Image Hack la campagne qui bouscule les stereotypes feminins dans la pub
Image Hack la campagne qui bouscule les stereotypes feminins dans la pub

Depuis 2004, la marque de produits cométiques appartenant au groupe Unilever s’empare des complexes féminins pour des campagnes qui parlent vrai. Refusant la représentation de femmes objet imposée par les publicitaires, Dove met en valeur les femmes du quotidien avec leurs imperfections. Autrement dit nous. Exit donc les mannequins anorexiques. Interrogeant nos regards obsessionnellement négatifs, les campagnes Dove renvoient aux consommatrices l’image d’un corps à se réapproprier et à aimer. Avec ce premier slogan iconoclaste « Des millions de femmes raffermissent leurs rondeurs avec Dove dommage qu’on ne puisse pas toutes vous les montrer » le produit ne vante plus des résultats miraculeux sur les corps photoshopés de femmes de papier. Une audace payante dont la dernière illustration présente un caractère activiste auprès d’autres annonceurs. « Image_Hack », campagne pirate lancée avec l’agence Mindshare de Copenhague s’attaque à la source du mal en associant le tag « Beautiful women » à des images de femmes plus authentiques mises en ligne sur la plateforme photographique Shutterstock.

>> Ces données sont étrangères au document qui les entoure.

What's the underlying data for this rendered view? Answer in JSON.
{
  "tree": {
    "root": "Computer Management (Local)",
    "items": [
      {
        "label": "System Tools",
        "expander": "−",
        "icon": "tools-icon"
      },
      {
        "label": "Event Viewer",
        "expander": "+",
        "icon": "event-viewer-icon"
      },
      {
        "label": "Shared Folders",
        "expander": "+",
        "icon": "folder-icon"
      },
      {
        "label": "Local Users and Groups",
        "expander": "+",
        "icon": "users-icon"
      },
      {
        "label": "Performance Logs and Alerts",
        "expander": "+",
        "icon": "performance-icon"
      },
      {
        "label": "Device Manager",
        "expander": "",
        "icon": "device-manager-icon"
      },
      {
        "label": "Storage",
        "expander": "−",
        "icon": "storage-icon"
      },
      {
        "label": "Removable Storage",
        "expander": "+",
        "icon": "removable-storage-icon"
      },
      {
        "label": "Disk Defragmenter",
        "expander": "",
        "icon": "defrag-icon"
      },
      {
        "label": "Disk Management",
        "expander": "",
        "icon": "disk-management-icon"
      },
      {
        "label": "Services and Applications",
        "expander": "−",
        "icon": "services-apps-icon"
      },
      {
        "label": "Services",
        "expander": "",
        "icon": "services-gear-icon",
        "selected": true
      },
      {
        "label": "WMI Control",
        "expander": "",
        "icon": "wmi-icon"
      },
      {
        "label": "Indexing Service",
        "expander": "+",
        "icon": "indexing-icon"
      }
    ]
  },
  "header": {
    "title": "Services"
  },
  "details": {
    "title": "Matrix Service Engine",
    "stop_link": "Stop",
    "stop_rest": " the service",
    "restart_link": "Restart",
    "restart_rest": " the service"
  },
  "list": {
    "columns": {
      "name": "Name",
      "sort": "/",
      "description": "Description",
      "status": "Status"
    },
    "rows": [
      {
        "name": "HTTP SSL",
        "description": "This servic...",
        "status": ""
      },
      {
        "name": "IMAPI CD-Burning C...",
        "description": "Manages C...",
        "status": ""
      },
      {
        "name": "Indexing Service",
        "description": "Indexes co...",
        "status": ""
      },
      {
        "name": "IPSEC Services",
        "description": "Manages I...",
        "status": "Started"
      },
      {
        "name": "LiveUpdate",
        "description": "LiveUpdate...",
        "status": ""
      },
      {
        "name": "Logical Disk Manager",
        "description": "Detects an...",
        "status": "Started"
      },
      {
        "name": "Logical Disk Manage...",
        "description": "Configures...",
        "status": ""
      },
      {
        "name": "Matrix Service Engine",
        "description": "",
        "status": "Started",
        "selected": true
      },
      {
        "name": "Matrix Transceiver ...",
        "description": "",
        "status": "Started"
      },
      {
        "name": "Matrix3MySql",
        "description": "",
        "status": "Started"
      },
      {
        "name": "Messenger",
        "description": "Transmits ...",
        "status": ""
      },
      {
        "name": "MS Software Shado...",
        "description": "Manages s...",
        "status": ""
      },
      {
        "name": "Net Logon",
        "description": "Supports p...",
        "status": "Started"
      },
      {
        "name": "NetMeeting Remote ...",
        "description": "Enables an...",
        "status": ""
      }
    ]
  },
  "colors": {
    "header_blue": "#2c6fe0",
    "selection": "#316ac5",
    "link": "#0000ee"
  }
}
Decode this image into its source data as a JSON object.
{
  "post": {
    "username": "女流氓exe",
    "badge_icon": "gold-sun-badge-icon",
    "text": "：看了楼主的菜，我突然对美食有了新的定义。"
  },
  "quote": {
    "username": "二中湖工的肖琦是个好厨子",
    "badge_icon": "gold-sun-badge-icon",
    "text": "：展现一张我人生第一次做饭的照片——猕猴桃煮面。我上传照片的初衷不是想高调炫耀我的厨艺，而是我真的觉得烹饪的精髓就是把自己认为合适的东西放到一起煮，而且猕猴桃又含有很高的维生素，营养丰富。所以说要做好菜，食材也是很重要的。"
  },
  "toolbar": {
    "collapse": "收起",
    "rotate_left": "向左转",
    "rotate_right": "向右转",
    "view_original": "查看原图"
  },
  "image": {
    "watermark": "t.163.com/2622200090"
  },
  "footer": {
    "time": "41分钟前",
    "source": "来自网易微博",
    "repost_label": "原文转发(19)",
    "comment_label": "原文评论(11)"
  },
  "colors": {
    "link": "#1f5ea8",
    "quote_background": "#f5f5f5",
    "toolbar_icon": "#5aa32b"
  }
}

Dove élabore une stratégie au long cours dans la façon de se positionner et de s’associer à l’expression d’un regard sociétal plutôt féministe même si la finalité demeure l’augmentation de ses ventes de cosmétiques. Cet axe de communication fait suite aux résultats d’une étude mondiale diligentée par la marque en 2004. Sur un panel de 3200 femmes de dix pays, seules 2% d’entre elles se trouvent belles et 68% ne se reconnaissent pas dans la représentation féminine que les publicitaires distillent. Consternation. Le décalage de perception est immense. Dove s’engage alors dans une campagne qui prend en compte le physique « réel » de ses consommatrices pour redéfinir les canons de la beauté. Avec le slogan « Les vraies femmes ont de vraies rondeurs », la marque s’éloigne du stéréotype féminin supposé faire vendre – mince, blanche, jeune, sans ride, sexy -. Dans la foulée, Dove crée le « Fonds de l’estime de Soi » en 2006 avec l’objectif  de « donner à la prochaine génération de femmes les outils nécessaires pour construire une relation positive avec leur apparence, renforcer leur estime de soi et les voir se réaliser pleinement ». En 2013 la campagne « vous êtes plus belles que ce que vous croyez » conforte le message. Elle invite les femmes à poser un regard indulgent sur leur physique.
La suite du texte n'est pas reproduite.